Our study examined the learning curve for TF-TAVR at a single non-PARTNER-I trial center performed by one heart team. In addition, our study demonstrated a 96.6% success rate prior to mastery, and a 94.9% success rate after mastery was achieved. Mastery was attained by our single heart team at case 60. It was at this point where procedure time reached a consistently low point (p=0.002). There was no difference in the patients’ risk profile before and after the mastery cut point. Our study clarified the procedure time learning curve for TF-TAVR in a more consistent patient population.

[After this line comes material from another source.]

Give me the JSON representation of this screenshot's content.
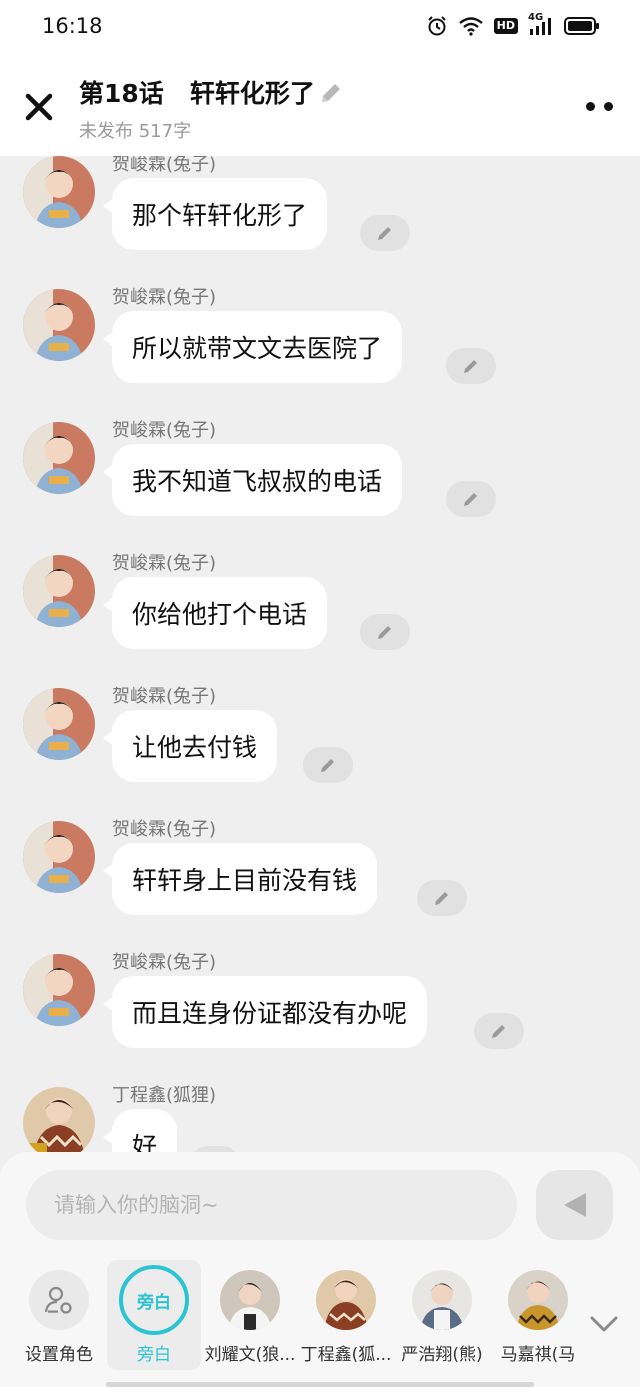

This study evaluated the learning curve for TF-TAVR using the first-generation balloon-expandable SAPIEN heart-valve system (Edwards Lifesciences, Irving, CA), second generation balloonexpandable SAPIEN XT heart-valve system (Edwards Lifesciences, Irving, CA) and third generation balloon-expandable SAPIEN 3 heart-valve system (Edwards Lifesciences, Irving, CA). A limitation of our study was that the analysis applies only for the SAPIEN (Edwards Lifesciences, Irving, CA) valve series; the Core-Valve (Medtronic, Minneapolis, MN) was used less frequently and not included in the analysis. This learning curve was analyzed using single center data by a single interventional cardiologist. Similarly, a general limitation of our study was it’s narrow ethnic and racial distribution. Nearly all of the patients in our study were non- Hispanic Caucasian, and as a result this study could not evaluate the influence, if any, of ethnicity and race on the learning curve.

Conclusion

TAVR is a less invasive option for the treatment of symptomatic severe AS in patients at deemed to be at high risk for traditional SAVR [1]. Given the growing number of TAVR eligible patients and expanding indications for TAVR, there will be an increased demand for TAVR centers across the United States in the years to come [2]. With respect to other institutions, starting a TAVR program, they should expect to achieve efficiency with regards to procedure time after 40 cases and mastery with regards to procedure time after 60 cases if they utilize the same heart team for each TAVR. There were no additional learning curves with regards to procedure time for subsequent TAVR devices. As the TAVR devices evolved, old experience with regards to procedure time was found to carry over. Interestingly, the first two generations of TAVR devices did not demonstrate learning curves for contrast volume and fluoroscopy time. There was a level of mastery obtained in contrast volume and fluoroscopy time as the heart team began using the third generation TAVR device, likely owing slightly different techniques required with this newer valve. Our analysis determined the point of efficiency and mastery of one TAVR team, at our non-PARTNER-I trial institution, which may guide future efforts of operators at other non-trial institutions as TAVR valves continue to evolve.